Apesar dessas dificuldades, você está desenvolvendo, dentro da universidade, sua terceira empresa que já atua no mercado de tecnologia. Deu certo, mas poderia ter dado tudo errado. A primeira empresa foi a Miner, que foi um projeto de mestrado meu com um colega chamado Vitor Ribeiro. Desenvolvemos a empresa e combinamos que se desse certo, tentaríamos envolver a universidade. A empresa foi vendida para o Uol e fizemos uma doação para a universidade. A Miner foi o embrião da Akwan, que foi lançada em 2000. Era também uma ferramenta de busca que começou a ser adotada pelo mercado. Era uma empresa de tecnologia de ponta e que demandava pesquisa de ponta. Publicamos artigos e participamos das mesmas conferências internacionais dos engenheiros do Google, por isso nossa empresa acabou chamando atenção internacional. Quando resolvemos vender a Akwan para o Google (o valor da transação não foi divulgado), tivemos um impasse burocrático que quase pôs tudo a perder. Como a universidade tinha uma participação na empresa, foi preciso que a procuradoria jurídica da universidade submetesse a venda a um conselho curador, que nem sabia como lidar com aquele tipo de situação. Isso acabou motivando a UFMG a ser pioneira nesse tipo de regulação. Hoje, a Zunnit, a terceira empresa que estamos desenvolvendo dentro desse modelo, já está sob uma regulação bem mais clara. A empresa integra o polo de tecnologia da UFMG, está sediada no parque tecnológico de Belo Horizonte (BHTec) e, hoje, a universidade tem 5% das ações, sem nenhuma ingerência administrativa.

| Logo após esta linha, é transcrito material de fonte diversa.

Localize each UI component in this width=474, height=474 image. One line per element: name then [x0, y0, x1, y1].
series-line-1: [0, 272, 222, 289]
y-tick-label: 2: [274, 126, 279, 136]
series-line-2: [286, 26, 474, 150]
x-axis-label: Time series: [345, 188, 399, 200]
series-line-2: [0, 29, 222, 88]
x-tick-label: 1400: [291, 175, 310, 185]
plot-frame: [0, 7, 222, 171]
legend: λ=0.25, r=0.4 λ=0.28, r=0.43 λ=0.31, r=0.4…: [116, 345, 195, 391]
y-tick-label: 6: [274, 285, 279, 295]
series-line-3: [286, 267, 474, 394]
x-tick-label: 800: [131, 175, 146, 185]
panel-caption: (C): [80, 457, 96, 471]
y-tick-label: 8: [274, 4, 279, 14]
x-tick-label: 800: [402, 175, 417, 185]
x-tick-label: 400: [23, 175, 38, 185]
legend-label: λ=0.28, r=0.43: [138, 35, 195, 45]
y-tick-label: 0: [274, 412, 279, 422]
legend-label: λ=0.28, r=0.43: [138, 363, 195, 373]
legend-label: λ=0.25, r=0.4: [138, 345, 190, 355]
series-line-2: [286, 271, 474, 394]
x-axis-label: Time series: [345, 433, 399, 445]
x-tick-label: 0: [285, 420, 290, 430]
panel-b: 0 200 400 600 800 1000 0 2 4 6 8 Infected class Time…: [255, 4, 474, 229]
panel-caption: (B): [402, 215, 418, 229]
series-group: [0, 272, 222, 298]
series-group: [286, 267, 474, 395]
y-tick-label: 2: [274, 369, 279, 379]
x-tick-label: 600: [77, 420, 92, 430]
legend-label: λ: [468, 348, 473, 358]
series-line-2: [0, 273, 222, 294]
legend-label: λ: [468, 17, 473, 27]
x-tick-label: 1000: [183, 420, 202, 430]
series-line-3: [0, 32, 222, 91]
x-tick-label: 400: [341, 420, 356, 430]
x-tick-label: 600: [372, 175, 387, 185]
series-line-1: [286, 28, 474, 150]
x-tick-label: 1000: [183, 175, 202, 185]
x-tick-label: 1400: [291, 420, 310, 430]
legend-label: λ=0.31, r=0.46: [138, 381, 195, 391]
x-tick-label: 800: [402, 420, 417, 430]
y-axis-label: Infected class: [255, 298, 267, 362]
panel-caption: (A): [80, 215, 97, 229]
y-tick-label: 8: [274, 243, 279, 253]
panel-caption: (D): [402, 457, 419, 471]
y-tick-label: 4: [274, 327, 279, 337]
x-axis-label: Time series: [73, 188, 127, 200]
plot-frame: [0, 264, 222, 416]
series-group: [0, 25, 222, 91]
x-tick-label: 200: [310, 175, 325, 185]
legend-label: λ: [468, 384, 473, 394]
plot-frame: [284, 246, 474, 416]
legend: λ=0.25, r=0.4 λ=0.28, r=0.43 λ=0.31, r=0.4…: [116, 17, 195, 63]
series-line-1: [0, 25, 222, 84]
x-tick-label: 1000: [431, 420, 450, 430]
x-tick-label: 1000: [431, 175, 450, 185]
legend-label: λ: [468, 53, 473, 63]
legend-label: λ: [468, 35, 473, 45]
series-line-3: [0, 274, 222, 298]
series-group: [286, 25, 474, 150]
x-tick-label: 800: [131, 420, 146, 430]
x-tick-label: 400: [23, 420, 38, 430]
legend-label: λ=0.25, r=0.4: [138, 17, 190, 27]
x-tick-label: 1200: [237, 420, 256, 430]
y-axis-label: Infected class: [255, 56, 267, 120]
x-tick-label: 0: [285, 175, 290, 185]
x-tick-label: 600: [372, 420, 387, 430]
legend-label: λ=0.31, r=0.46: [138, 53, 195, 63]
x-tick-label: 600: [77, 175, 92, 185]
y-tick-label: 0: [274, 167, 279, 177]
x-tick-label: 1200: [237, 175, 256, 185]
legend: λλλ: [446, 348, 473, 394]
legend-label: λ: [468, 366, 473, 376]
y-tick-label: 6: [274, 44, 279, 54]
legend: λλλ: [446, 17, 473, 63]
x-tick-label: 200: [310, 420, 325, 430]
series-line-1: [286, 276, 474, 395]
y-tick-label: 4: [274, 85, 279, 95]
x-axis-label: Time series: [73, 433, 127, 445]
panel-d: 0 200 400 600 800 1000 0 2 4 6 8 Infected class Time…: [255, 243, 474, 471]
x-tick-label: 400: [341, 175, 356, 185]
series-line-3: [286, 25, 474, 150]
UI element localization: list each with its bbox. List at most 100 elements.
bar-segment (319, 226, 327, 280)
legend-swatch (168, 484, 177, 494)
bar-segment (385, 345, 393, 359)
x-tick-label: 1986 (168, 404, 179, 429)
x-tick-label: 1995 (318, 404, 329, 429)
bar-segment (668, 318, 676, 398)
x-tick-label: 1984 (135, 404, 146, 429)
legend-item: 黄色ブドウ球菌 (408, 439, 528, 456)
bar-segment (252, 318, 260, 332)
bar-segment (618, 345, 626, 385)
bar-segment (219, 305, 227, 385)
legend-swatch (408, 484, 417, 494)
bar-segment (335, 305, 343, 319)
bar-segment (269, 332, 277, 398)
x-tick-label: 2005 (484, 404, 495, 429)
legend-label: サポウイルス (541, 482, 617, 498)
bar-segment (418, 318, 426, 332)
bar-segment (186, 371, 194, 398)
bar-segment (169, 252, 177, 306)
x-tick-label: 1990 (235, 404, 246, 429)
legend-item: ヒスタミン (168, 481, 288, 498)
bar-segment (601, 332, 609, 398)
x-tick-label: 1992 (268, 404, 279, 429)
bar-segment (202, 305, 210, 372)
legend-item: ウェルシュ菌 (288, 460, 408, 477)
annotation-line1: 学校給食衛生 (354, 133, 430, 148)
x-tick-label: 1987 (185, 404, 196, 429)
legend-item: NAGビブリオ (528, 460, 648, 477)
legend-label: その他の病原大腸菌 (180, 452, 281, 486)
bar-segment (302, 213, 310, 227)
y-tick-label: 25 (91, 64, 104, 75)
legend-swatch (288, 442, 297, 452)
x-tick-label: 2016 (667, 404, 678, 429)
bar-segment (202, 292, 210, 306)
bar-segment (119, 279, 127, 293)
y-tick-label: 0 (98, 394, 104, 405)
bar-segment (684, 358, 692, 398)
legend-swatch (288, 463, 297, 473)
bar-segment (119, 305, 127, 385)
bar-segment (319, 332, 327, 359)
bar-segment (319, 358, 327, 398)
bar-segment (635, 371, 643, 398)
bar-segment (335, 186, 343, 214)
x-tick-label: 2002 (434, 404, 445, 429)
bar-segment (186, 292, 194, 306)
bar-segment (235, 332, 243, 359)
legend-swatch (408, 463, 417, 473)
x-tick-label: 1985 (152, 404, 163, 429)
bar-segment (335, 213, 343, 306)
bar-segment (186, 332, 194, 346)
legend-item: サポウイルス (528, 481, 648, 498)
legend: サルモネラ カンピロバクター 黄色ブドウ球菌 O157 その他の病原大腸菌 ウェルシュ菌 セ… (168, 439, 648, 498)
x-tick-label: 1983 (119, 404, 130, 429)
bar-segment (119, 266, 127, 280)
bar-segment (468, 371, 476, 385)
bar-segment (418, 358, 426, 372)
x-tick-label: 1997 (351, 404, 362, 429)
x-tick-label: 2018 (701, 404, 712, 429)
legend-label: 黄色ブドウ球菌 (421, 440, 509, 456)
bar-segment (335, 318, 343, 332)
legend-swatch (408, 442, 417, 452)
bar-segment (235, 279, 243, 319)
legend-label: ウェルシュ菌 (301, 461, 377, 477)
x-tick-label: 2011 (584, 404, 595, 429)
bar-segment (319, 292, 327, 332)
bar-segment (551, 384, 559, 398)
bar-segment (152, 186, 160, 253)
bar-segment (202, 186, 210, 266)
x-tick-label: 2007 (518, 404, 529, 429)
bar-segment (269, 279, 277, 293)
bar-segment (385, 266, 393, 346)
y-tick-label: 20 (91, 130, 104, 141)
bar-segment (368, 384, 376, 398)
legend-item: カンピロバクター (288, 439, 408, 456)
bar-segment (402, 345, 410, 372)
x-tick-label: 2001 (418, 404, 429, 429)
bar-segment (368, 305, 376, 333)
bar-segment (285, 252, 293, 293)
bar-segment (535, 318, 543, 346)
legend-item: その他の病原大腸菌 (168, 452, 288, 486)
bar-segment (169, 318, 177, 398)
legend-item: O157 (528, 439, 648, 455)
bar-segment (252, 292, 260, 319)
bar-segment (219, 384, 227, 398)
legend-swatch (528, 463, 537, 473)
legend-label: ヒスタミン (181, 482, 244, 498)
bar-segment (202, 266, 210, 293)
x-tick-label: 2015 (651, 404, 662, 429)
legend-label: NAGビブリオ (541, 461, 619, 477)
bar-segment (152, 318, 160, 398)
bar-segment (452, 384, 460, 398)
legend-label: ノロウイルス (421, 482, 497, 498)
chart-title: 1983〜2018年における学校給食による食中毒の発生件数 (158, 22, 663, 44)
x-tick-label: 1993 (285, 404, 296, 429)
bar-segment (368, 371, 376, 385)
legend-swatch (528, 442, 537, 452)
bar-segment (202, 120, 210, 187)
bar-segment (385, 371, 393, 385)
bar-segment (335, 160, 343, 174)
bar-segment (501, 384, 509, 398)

A Zunnit também trabalha com ferramenta de busca?

Não. Ela atua nessa área quente de recomendação de sites, onde os próprios Google e Facebook estão investindo pesadamente.

Mas esse tipo de serviço não levantou a discussão sobre a invasão de privacidade e uso indevido de dados pessoais dos usuários? Essa bomba da invasão de dados estourou porque nos Estados Unidos, que concentram os servidores e empresas de internet, há leis que obrigam as empresas a fornecer dados para o governo. No Google, por exemplo, apenas uma ou duas pessoas conseguem acessar dados sigilosos dos usuários. Eles sabem da importância de manter a credibilidade, porque isso é fundamental para o negócio deles.

A aprovação do Marco Civil da internet brasileira foi considerada por especialistas como um grande avanço, evitando que a internet se transformasse num terreno sitiado e controlado por meia dúzia de empresas de telecomunicações. Você concorda com essa análise? Concordo. A grande beleza da internet é essa livre publicação e circulação de ideias. Antes, quando a gente precisava publicar um livro era necessário passar por uma editora, que aprovava ou não a publicação. A internet possibilita essa livre troca de informações e seria uma perda inestimável.

Quando você descobriu que era um empreendedor? Muito possivelmente foi quando fiz meu mestrado no Canadá, entre 1978 e 1982. Meu orientador era uma dessas pessoas que tinha a visão clara de que a universidade tinha potencial para gerar não apenas conhecimento, mas riqueza. Na época, ele me falava: “vamos empreender”, e eu não entendia o que ele estava falando. Depois entendi essa vocação da universidade e, como professor, percebi que eu poderia ser atuante nesse processo. Mas a primeira empresa só foi acontecer quase uma década depois. Hoje, sei que faço o que gosto e ainda posso produzir muito. Não penso em parar.

Belo Horizonte é reconhecida como a capital brasileira da tecnologia da informação (TI) e há até um movimento – batizado de São Pedro Valley –, que reúne start-ups de tecnologia. Por que, num ambiente tão pouco convidativo, a cidade consegue ser tão rica em empreendedorismo?

É importante dizer que hoje o ecossistema é muito mais saudável do que há dez ou 15 anos. Ainda estamos amadurecendo, mas muita coisa já avançou. Hoje, já existem linhas de financiamento exclusivas para start-ups e para empresas de inovação. Na época da Akwan, quase desistimos porque tentamos, sem sucesso, por mais de um ano um empréstimo no BNDES. Esse fenômeno das start-ups em Belo Horizonte é muito interessante, com mais de 150 empresas, e atribuo isso à excelência de universidades que atuam nessa área, como a UFMG e a PUC.